Although increasing numbers of farmers use IGRs for strike control (40% in 2003; Bisdorf and Wall, 2008), large numbers still use synthetic pyrethroids (35% in 2003) and a proportion summer dip in organophosphate (12% in 2003), despite increasing public and legislative concern for operator and environmental safety.

For many sheep farmers, spring strikes represent a particular practical problem in both ewes and early season lambs, and many farmers traditionally have preferred to treat early season strikes on a case-by-case basis. This is because many lambs born in January and February will be close to market weight by the time the blowfly season starts in April/May, so any product with a lengthy withholding period will result in unacceptable delays in getting lambs to market.

For ewes, farmers may try to wait until after shearing before applying treatment to benefit from the reduced susceptibility conferred by the shorter fleece. Subsequent protection for ewes post-shearing can be provided by the use of a longer acting product. However, this means ewes and early lambs are particularly vulnerable to fly strike in the spring and early summer and, if no prophylactic treatment is used, a warm spring will leave these animals exposed to high strike challenge.

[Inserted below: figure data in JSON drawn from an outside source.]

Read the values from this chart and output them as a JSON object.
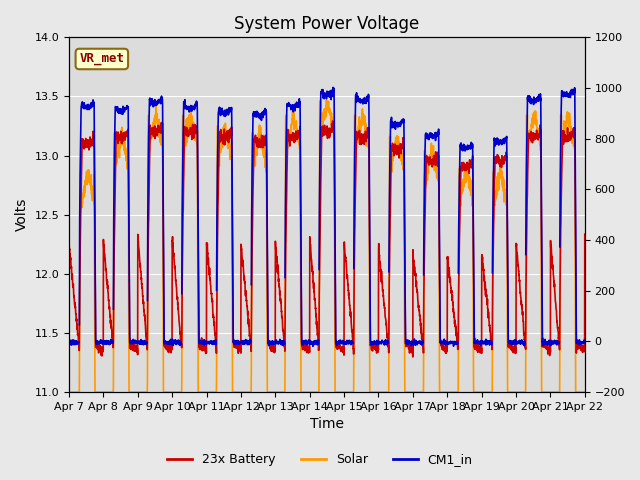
{
  "title": "System Power Voltage",
  "xlabel": "Time",
  "ylabel": "Volts",
  "ylim_left": [
    11.0,
    14.0
  ],
  "ylim_right": [
    -200,
    1200
  ],
  "x_tick_labels": [
    "Apr 7",
    "Apr 8",
    "Apr 9",
    "Apr 10",
    "Apr 11",
    "Apr 12",
    "Apr 13",
    "Apr 14",
    "Apr 15",
    "Apr 16",
    "Apr 17",
    "Apr 18",
    "Apr 19",
    "Apr 20",
    "Apr 21",
    "Apr 22"
  ],
  "background_color": "#e8e8e8",
  "plot_bg_color": "#dcdcdc",
  "legend_items": [
    {
      "label": "23x Battery",
      "color": "#cc0000",
      "lw": 1.2
    },
    {
      "label": "Solar",
      "color": "#ff9900",
      "lw": 1.2
    },
    {
      "label": "CM1_in",
      "color": "#0000cc",
      "lw": 1.2
    }
  ],
  "annotation_text": "VR_met",
  "title_fontsize": 12,
  "axis_fontsize": 10,
  "tick_fontsize": 8,
  "yticks_left": [
    11.0,
    11.5,
    12.0,
    12.5,
    13.0,
    13.5,
    14.0
  ],
  "yticks_right": [
    -200,
    0,
    200,
    400,
    600,
    800,
    1000,
    1200
  ],
  "solar_peaks": [
    0.62,
    0.73,
    0.78,
    0.78,
    0.75,
    0.73,
    0.78,
    0.82,
    0.78,
    0.72,
    0.68,
    0.63,
    0.62,
    0.78,
    0.78
  ],
  "battery_highs": [
    13.15,
    13.2,
    13.25,
    13.25,
    13.2,
    13.15,
    13.2,
    13.25,
    13.2,
    13.1,
    13.0,
    12.95,
    13.0,
    13.2,
    13.2
  ],
  "cm1_highs": [
    13.45,
    13.42,
    13.48,
    13.44,
    13.4,
    13.38,
    13.45,
    13.55,
    13.5,
    13.3,
    13.2,
    13.1,
    13.15,
    13.5,
    13.55
  ]
}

This is clearly a significant welfare and animal husbandry issue. As a result, products with relatively short periods of activity should be considered for ewes in early spring, during the pre-shearing at-risk period, particularly on farms with a known history of high fly strike incidence. Earlier shearing is also likely to be helpful in a warmer spring.

Strategic, early season treatment may also be particularly important because it reduces the fly population at its lowest point and because this has an effect that persists beyond the residual activity of the treatment, particularly if the entire at-risk population is treated. This is because treatment of lambs and ewes simultaneously removes available oviposition sites, resulting in a substantial reduction in the Lucilia population, lowering fly challenge for a period after the direct protective effect of the insecticide has ended until the fly population can recover.

For later season lambs, the residual activity and withholding period of the treatment selected should be carefully selected to match the anticipated growth rates of the lambs. A late season treatment for ewes may also be required if there is a particularly warm autumn.

To date, no resistance in L sericata populations in the UK to any insecticides has been formally recorded, despite anecdotal farmer reports of maggots appearing to survive direct application of synthetic pyrethroid. It is likely sufficient reservoir populations exist to minimise this risk.

Fly strike is a preventable condition. Good fly strike control depends on understanding the seasonal pattern of strike incidence and the interaction of the predisposing factors: fly abundance, weather (warm and wet), scouring and faecal soiling and fleece length – and thinking ahead.